Well, there was no “Fat Boy” program for this girl. In the end, I lost the extra weight and got back to 130 pounds, 10 below AF standards for my height and build. It took me nine long months – exactly the amount of time it had taken me to gain. I was pretty pleased.
So. Here’s what I’m looking at: Eight pounds will bring me down to 160, my top weight all those years ago. Then, I’ll drop 30 more to weigh the same as I did when I was 26 years old.
Yes, I know I’m 29 years older now. I know my body has changed over the years. My metabolism has slowed. I have osteopenia and I’m post-menopausal. I have rheumatoid arthritis, which can put a real damper on regular exercise. Give me a few more minutes and I can come up with many more reasons that I can’t do this now.
But I know better, don’t I.
I know a lot more about proper nutrition and how weight loss works than I did when I was 26. I’m a lot smarter. Wiser. Frankly, I have more will-power now and more patience. And I cannot tell you what a huge triumph reaching that goal will be for me.
So I’ll give myself 10 months, rather than the nine it took back then since I need to lose 38 pounds rather than 30. I think that’s realistic: it works out to 3.8 pounds to lose each month. If it happens faster than that, I’ll be delighted, but (keeping my head out of the clouds) the slower loss will be healthier and, as an added benefit, more permanent. And as I shed that weight I’ll be reinforcing the healthy eating lifestyle that will allow me to maintain that lower weight in the end.
There are plenty of benefits to weighing 130 vs 168, just as I’ve seen plenty of benefits to weighing 168 vs my heaviest weight of 220 in 2005. I can move much more easily. I don’t tire out so fast doing everyday things like walking up my long, steep driveway, pushing a vacuum cleaner or even standing at the kitchen counter chopping vegetables. I can lean down and tie my shoes without cutting my own breath off. (!) I can get out of bed easier in the morning, even when I’m stiff from rheuma.
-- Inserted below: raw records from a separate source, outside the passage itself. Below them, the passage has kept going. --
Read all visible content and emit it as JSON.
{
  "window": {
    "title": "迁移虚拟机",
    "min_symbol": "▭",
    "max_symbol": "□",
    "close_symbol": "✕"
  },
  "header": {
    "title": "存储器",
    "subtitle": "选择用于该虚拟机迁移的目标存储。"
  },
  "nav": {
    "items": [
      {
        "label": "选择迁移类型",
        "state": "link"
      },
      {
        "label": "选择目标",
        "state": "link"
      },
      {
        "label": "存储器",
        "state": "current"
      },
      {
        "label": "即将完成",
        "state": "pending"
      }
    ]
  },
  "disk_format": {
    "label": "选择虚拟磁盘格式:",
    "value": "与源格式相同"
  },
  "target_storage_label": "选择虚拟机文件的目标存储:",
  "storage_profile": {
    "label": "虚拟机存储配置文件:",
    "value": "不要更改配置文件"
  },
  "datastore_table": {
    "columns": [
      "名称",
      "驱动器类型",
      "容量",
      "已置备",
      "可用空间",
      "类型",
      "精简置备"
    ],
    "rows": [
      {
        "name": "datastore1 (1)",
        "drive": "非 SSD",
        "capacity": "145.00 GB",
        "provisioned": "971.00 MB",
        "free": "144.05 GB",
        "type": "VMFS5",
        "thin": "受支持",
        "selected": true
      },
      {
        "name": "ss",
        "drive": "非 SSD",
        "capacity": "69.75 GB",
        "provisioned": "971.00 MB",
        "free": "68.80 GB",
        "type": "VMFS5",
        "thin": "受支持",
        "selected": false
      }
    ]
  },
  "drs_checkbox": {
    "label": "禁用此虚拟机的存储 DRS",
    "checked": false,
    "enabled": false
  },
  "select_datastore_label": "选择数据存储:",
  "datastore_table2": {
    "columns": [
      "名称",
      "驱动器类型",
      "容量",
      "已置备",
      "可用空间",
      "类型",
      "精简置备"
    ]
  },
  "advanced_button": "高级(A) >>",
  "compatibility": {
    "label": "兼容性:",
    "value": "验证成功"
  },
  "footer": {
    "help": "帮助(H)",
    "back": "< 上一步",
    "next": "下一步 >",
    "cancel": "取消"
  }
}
I wear a much smaller clothing size and have been able to donate all my ugly, hated “fat clothes” to the local hospice thrift store. I can walk two miles without feeling like I’ve walked 10. My blood pressure is good. I have ankles rather than cankles. There’s a lot more room on my lap these days for my small beasties. PIB and Finny both like snoozing there in the evening. They have to take turns, though.
And this is a biggie: If losing 52 pounds has helped save my hip, knee, ankle and foot joints from increased stress over the last 18 months, then imagine what losing 38 more will do for them? As far as RA and hip bursitis is concerned, this can be nothing but good.
I’m on my own “Fat Boy” program – and you know, I like it.